Embracing Love: Pope Francis Challenging Conventions, Echoes of Jesus' Radical Acceptance
When I was six years old, I had a dog named Honeybee — a beautiful German shepherd.
We were inseparable.
Then one morning, she was gone.
My mother told my brother sister and I she had gone to a farm where she would be happier.
Our hearts broke — and even now, decades later, I can still feel that ache.
Two years later, an even greater loss came.
My father woke us early one morning and told each of us one by one, that our mother had gone to Heaven.
God had taken her home.
A farm might have sounded easier to understand, but I wasn’t six anymore.
Once again, loss crushed me.
Many of us have lived through losses like these — or are living through them right now.
But know this: Jesus stands beside us in every sorrow, mourning with us, strengthening us, lifting us.
With Him, we can rise again.
Why did Jesus have to die?
Why do we suffer?
Why must we die?
Because God, in His mercy, knows what our hearts need to be transformed.
He uses suffering — and even death, with its hidden expiration date — not to punish us, but to purify us, to awaken love, and to prepare us for His Kingdom.
Death is not the end.
It’s our passage home.
Christ Himself walked that road first.
Stand beneath the Crucifix.

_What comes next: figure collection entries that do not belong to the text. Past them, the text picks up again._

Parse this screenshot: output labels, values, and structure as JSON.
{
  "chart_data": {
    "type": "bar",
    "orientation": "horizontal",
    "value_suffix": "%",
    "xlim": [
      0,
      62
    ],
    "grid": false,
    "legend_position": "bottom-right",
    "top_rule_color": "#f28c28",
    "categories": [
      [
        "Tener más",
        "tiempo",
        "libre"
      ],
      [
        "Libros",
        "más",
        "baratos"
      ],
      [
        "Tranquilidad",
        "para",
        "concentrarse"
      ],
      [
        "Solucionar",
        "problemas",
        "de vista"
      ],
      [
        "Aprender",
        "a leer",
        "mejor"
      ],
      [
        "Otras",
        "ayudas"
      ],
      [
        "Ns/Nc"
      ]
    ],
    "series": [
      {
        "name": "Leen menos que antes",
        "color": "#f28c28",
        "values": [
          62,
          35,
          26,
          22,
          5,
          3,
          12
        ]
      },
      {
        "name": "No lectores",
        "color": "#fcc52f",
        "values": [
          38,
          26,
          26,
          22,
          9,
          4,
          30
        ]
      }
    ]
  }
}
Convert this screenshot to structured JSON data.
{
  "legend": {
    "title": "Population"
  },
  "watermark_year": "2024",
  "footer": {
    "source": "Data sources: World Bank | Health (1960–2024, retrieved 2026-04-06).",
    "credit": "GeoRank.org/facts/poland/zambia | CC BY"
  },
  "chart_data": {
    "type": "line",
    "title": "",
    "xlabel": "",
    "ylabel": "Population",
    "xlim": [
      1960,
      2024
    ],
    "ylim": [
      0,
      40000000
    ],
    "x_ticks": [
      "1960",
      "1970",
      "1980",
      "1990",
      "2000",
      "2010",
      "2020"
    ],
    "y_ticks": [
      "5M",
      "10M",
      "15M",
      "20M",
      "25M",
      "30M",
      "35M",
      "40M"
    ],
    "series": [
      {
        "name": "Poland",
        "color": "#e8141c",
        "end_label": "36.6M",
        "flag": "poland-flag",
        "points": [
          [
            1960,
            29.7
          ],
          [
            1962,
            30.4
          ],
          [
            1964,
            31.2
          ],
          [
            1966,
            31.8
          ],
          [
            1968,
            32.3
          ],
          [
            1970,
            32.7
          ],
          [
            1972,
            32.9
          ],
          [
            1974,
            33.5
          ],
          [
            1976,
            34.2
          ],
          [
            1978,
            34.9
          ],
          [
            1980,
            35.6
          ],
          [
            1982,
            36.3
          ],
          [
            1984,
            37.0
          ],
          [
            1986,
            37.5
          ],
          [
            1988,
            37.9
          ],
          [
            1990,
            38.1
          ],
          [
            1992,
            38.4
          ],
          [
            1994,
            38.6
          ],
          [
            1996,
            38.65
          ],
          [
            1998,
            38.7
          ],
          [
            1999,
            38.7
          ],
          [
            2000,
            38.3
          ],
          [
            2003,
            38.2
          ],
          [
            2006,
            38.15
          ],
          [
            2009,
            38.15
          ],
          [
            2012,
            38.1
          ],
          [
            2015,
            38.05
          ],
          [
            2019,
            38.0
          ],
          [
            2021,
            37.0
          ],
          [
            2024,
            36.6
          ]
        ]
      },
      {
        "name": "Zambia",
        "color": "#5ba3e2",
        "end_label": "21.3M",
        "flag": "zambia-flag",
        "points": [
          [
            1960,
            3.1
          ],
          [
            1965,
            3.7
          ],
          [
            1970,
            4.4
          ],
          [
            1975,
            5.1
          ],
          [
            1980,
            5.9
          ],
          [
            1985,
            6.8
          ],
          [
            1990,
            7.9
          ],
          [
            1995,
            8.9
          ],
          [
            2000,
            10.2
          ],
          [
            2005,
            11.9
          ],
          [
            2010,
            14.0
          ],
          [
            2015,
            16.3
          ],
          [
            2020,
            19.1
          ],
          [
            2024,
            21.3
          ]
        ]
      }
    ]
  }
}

Look up.
There is your proof.
That’s love.
“When we journey without the Cross, when we build without the Cross, and when we confess a Christ without the Cross, we are not disciples of the Lord: we are worldly.
I would like for us all, after these days of grace, to have courage — precisely the courage — to walk in the Lord’s presence, to build the Church upon the blood of the Lord poured out on the Cross, and to confess the only glory there is: Christ Crucified.”
~ Pope Francis
While entering a Catholic church in another town, I couldn’t help but notice a large image of the Resurrected Christ above the altar.
Below it, almost hidden, was a small Crucifix.
It crushed my heart.
It’s not that I don’t want to rejoice in the Resurrection — I do.
But I can’t get there without first standing at the Cross.
Without the Crucified Christ front and center — in our churches, our daily lives, and our souls — we lose our way.
When the image of the Risen Christ replaces the Crucified Christ, the great ship of faith begins to drift.
As Pope Francis warned, when we remove the Cross, we become worldly — shaping life and heaven in our own image.
Without the Crucified Christ, the Blood of our redemption dries up — and so do we.
If we try to skip from Good Friday to Easter Sunday, we end up with a joy that only appears real.
Our Catholic reality is this: suffering into joy — not around it.
And we’re not there yet.
The Cross and the Culture of Comfort
Over the past decades, some parishes have replaced the Crucifix with the Risen Christ above the Altar front and center.
Perhaps the motive was to make people feel more comfortable, to present a Christianity that seems more positive, less demanding.
And many good Catholics in those parishes have grown to love what they see, because their hearts are faithful.
But the symbol itself teaches something — even silently.
An “empty cross” or a smiling, floating Christ can project warmth, but it can also distort the truth.
Without the Cross, Christianity becomes a feeling, not a faith.
It becomes a message of comfort instead of conversion.
As the Church teaches in the General Instruction of the Roman Missal (§308):
“There is also to be a cross, with the figure of Christ crucified upon it, either on the altar or near it, where it is clearly visible to the people gathered together.”
Why?
Because the Mass is not a celebration around the Cross — it is the re-presentation of the Sacrifice of Calvary.
The altar is the Cross made present again.
And if the Cross is missing, what are we celebrating?
The Cost of Love
The Crucifix doesn’t make people feel comfortable — it makes them feel loved.
It reveals the cost of that love: blood, wounds, humility, surrender.
When the Crucifix is gone, we risk forgetting the depth of our redemption.
We cannot skip the Cross and still find Christ.
We cannot love the Resurrection without loving the wounds that made it possible.
Everything we need to know about forgiveness, happiness, and joy can be found at the foot of the Crucifix — looking up.
The peace that flows from Christ Crucified can heal what no pill, no drink, and no self-help guru ever could.
It’s no secret: without loss, there is no gain; without the Cross, there is no crown.
Some may say, “But I’ve had no suffering — I’m perfectly happy.”
A wise priest once smiled and said, “It ain’t over yet.”
There can be no heaven on earth, no hope for eternal joy, without the Crucified Christ.
That’s why every Catholic church must keep Christ on the Cross front and center — not as a symbol of defeat, but as the doorway to eternal victory.
When we allow suffering to become our friend, that friend becomes Jesus.
And when we embrace suffering, Jesus embraces us.